Real-time Stamina is both a widget for the watch and charts that show up on the mobile and web apps. It is two metrics together – your current available stamina and your potential stamina. The idea is that you have a full bucket of stamina, and you draw from that bucket during an activity. So, if you are running evenly, the two would track together. But when you attack a climb, the real-time percentage might start dropping rapidly toward zero until you top the hill and recover. That might lower the potential slightly as well, and then as you recover the real-time would climb back up again to intersect with the potential figure. This is new, so watching it as you train and race will help inform how good it works for you. I did not get to test this enough to pass judgement, but I really like it as another fun screen to watch on challenging days.

Mapping

Mapping is another one of the Forerunner 955’s differentiating features from the 255 series and one of the use cases that I like to explore for a review. Unfortunately, due to illness and injury, I was not able to fully exercise this feature in time for the review. I may come back with updates to this section if I discover more during further use. Mapping on the 945 was already excellent and a feature that I have used frequently over the past couple years. The 955 is largely the same, but they can use a little more screen landscape, and the maps now better illustrate the path with the chevrons overlaid on the route.
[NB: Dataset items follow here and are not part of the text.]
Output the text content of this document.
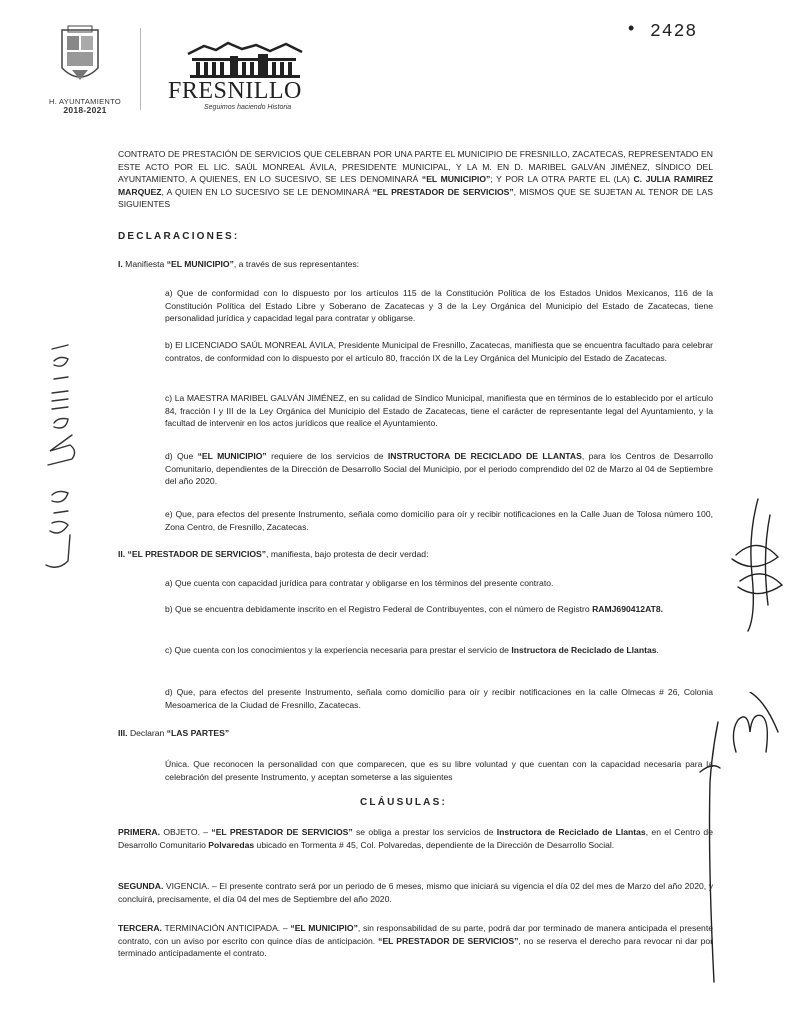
H. AYUNTAMIENTO
2018-2021
FRESNILLO
Seguimos haciendo Historia
• 2428
CONTRATO DE PRESTACIÓN DE SERVICIOS QUE CELEBRAN POR UNA PARTE EL MUNICIPIO DE FRESNILLO, ZACATECAS, REPRESENTADO EN ESTE ACTO POR EL LIC. SAÚL MONREAL ÁVILA, PRESIDENTE MUNICIPAL, Y LA M. EN D. MARIBEL GALVÁN JIMÉNEZ, SÍNDICO DEL AYUNTAMIENTO, A QUIENES, EN LO SUCESIVO, SE LES DENOMINARÁ “EL MUNICIPIO”; Y POR LA OTRA PARTE EL (LA) C. JULIA RAMIREZ MARQUEZ, A QUIEN EN LO SUCESIVO SE LE DENOMINARÁ “EL PRESTADOR DE SERVICIOS”, MISMOS QUE SE SUJETAN AL TENOR DE LAS SIGUIENTES
DECLARACIONES:
I. Manifiesta “EL MUNICIPIO”, a través de sus representantes:
a) Que de conformidad con lo dispuesto por los artículos 115 de la Constitución Política de los Estados Unidos Mexicanos, 116 de la Constitución Política del Estado Libre y Soberano de Zacatecas y 3 de la Ley Orgánica del Municipio del Estado de Zacatecas, tiene personalidad jurídica y capacidad legal para contratar y obligarse.
b) El LICENCIADO SAÚL MONREAL ÁVILA, Presidente Municipal de Fresnillo, Zacatecas, manifiesta que se encuentra facultado para celebrar contratos, de conformidad con lo dispuesto por el artículo 80, fracción IX de la Ley Orgánica del Municipio del Estado de Zacatecas.
c) La MAESTRA MARIBEL GALVÁN JIMÉNEZ, en su calidad de Síndico Municipal, manifiesta que en términos de lo establecido por el artículo 84, fracción I y III de la Ley Orgánica del Municipio del Estado de Zacatecas, tiene el carácter de representante legal del Ayuntamiento, y la facultad de intervenir en los actos jurídicos que realice el Ayuntamiento.
d) Que “EL MUNICIPIO” requiere de los servicios de INSTRUCTORA DE RECICLADO DE LLANTAS, para los Centros de Desarrollo Comunitario, dependientes de la Dirección de Desarrollo Social del Municipio, por el periodo comprendido del 02 de Marzo al 04 de Septiembre del año 2020.
e) Que, para efectos del presente Instrumento, señala como domicilio para oír y recibir notificaciones en la Calle Juan de Tolosa número 100, Zona Centro, de Fresnillo, Zacatecas.
II. “EL PRESTADOR DE SERVICIOS”, manifiesta, bajo protesta de decir verdad:
a) Que cuenta con capacidad jurídica para contratar y obligarse en los términos del presente contrato.
b) Que se encuentra debidamente inscrito en el Registro Federal de Contribuyentes, con el número de Registro RAMJ690412AT8.
c) Que cuenta con los conocimientos y la experiencia necesaria para prestar el servicio de Instructora de Reciclado de Llantas.
d) Que, para efectos del presente Instrumento, señala como domicilio para oír y recibir notificaciones en la calle Olmecas # 26, Colonia Mesoamerica de la Ciudad de Fresnillo, Zacatecas.
III. Declaran “LAS PARTES”
Única. Que reconocen la personalidad con que comparecen, que es su libre voluntad y que cuentan con la capacidad necesaria para la celebración del presente Instrumento, y aceptan someterse a las siguientes
CLÁUSULAS:
PRIMERA. OBJETO. – “EL PRESTADOR DE SERVICIOS” se obliga a prestar los servicios de Instructora de Reciclado de Llantas, en el Centro de Desarrollo Comunitario Polvaredas ubicado en Tormenta # 45, Col. Polvaredas, dependiente de la Dirección de Desarrollo Social.
SEGUNDA. VIGENCIA. – El presente contrato será por un periodo de 6 meses, mismo que iniciará su vigencia el día 02 del mes de Marzo del año 2020, y concluirá, precisamente, el día 04 del mes de Septiembre del año 2020.
TERCERA. TERMINACIÓN ANTICIPADA. – “EL MUNICIPIO”, sin responsabilidad de su parte, podrá dar por terminado de manera anticipada el presente contrato, con un aviso por escrito con quince días de anticipación. “EL PRESTADOR DE SERVICIOS”, no se reserva el derecho para revocar ni dar por terminado anticipadamente el contrato.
What to Buy: Forerunner 955 or a 255 Series

Garmin announced six watches today, and this is only about two of them. The 255 series comes in four variants: regular and small; with and without Music. Today’s watch releases underscore an important pivot in Garmin’s product strategy: They are consolidating the running and multisport product lines. The 7xx and 9xx lines were their only multisport, and everything else (x5, 2xx, 4xx, 6xx, etc.) were running devices. This release suite gives the 255 series full multisport capabilities. The Forerunner 55 is the entry-level watch; the Forerunner 255 series is mid-level (but much more than what Garmin’s mid-level used to be); the Forerunner 945 LTE is their advanced, high-level with LTE; and the Forerunner 955 is the advanced, high-level watch. The 745 will still be available, but it is replaced by the 255S models. The 6xx running watch is no more.
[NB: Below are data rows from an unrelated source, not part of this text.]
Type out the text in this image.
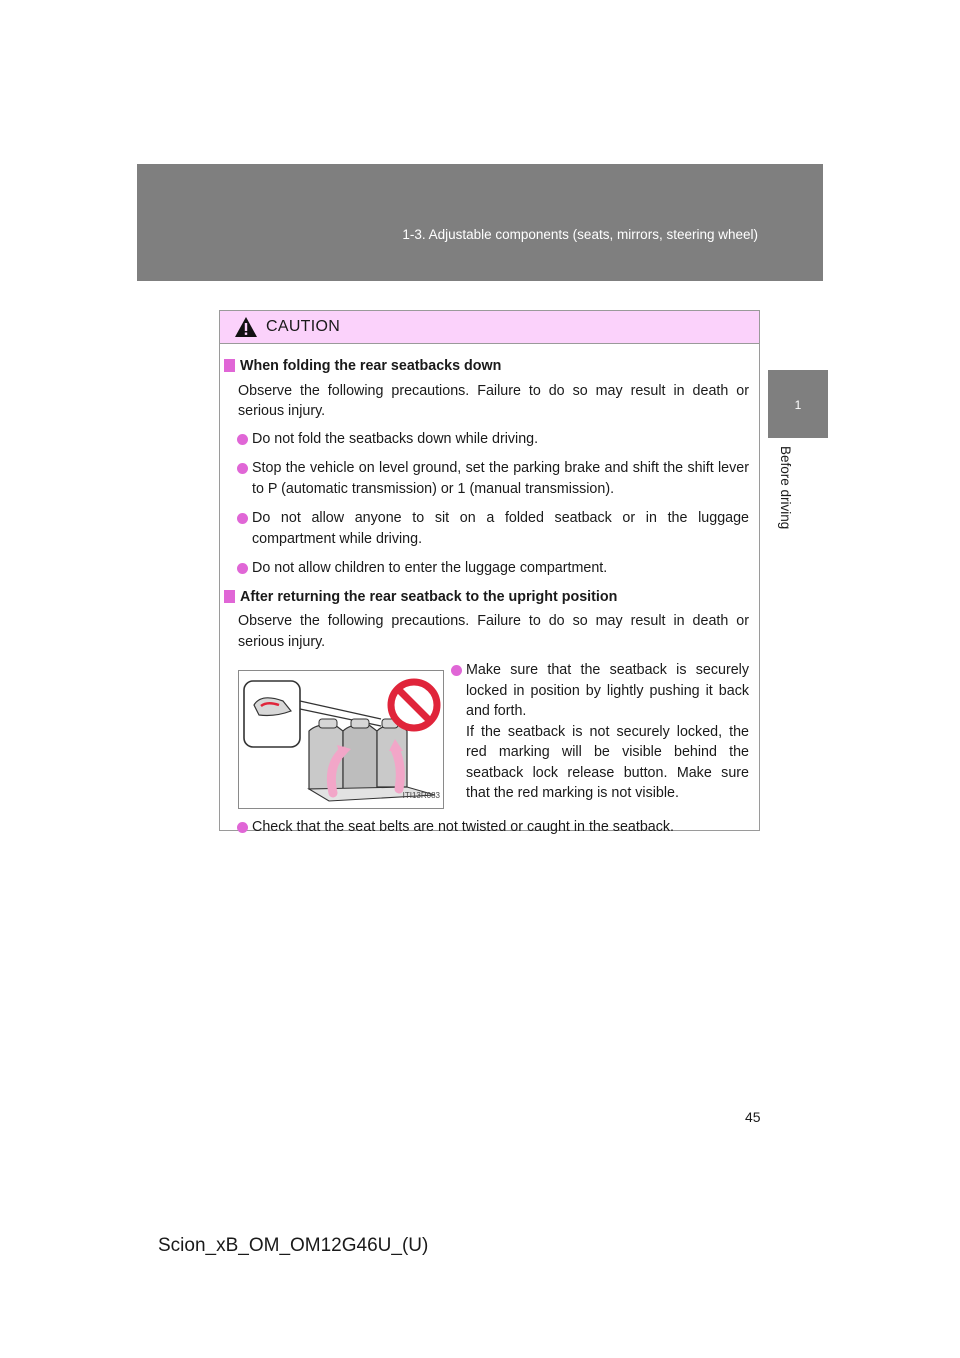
1-3. Adjustable components (seats, mirrors, steering wheel)
1
Before driving
CAUTION
When folding the rear seatbacks down
Observe the following precautions. Failure to do so may result in death or serious injury.
Do not fold the seatbacks down while driving.
Stop the vehicle on level ground, set the parking brake and shift the shift lever to P (automatic transmission) or 1 (manual transmission).
Do not allow anyone to sit on a folded seatback or in the luggage compartment while driving.
Do not allow children to enter the luggage compartment.
After returning the rear seatback to the upright position
Observe the following precautions. Failure to do so may result in death or serious injury.
ITI13R083
Make sure that the seatback is securely locked in position by lightly pushing it back and forth.
If the seatback is not securely locked, the red marking will be visible behind the seatback lock release button. Make sure that the red marking is not visible.
Check that the seat belts are not twisted or caught in the seatback.
45
Scion_xB_OM_OM12G46U_(U)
I am a big fan of the Forerunner 745, and that is a perfect watch for someone who prefers a smaller device and does not need the long battery life of the larger 955. I suspect that its spiritual successor, the Forerunner 255S, will be very popular with triathletes who like its size. It is slightly smaller than the 745, does everything (and more) that the 745 does, and has enough battery to cover most people for a full-distance triathlon. The 255 is slightly thinner and lighter than the 955. These are the major features the Forerunner 955 has above the 255 series.

  • Built-in mapping
  • Training readiness score
  • Touchscreen interface
  • Larger battery life
  • Solar charging option
  • More memory (it can hold more songs, for example)
  • Full bike power support
  • Real-time stamina

The Garmin Forerunner 955 Solar is for the triathlete who wants maximum everything. It significantly extends the battery life over the prior generation 945, and it has every conceivable analytics feature that Garmin and Firstbeat have invented. You do not have to wear it daily, but Garmin recommends you wear it while you sleep to maximize the benefits of its sleep and HRV analysis. Its overall user interface is a little more refined and easier to setup and use than its predecessor. This is much more than a “Plus” release and worthy of the upgrade.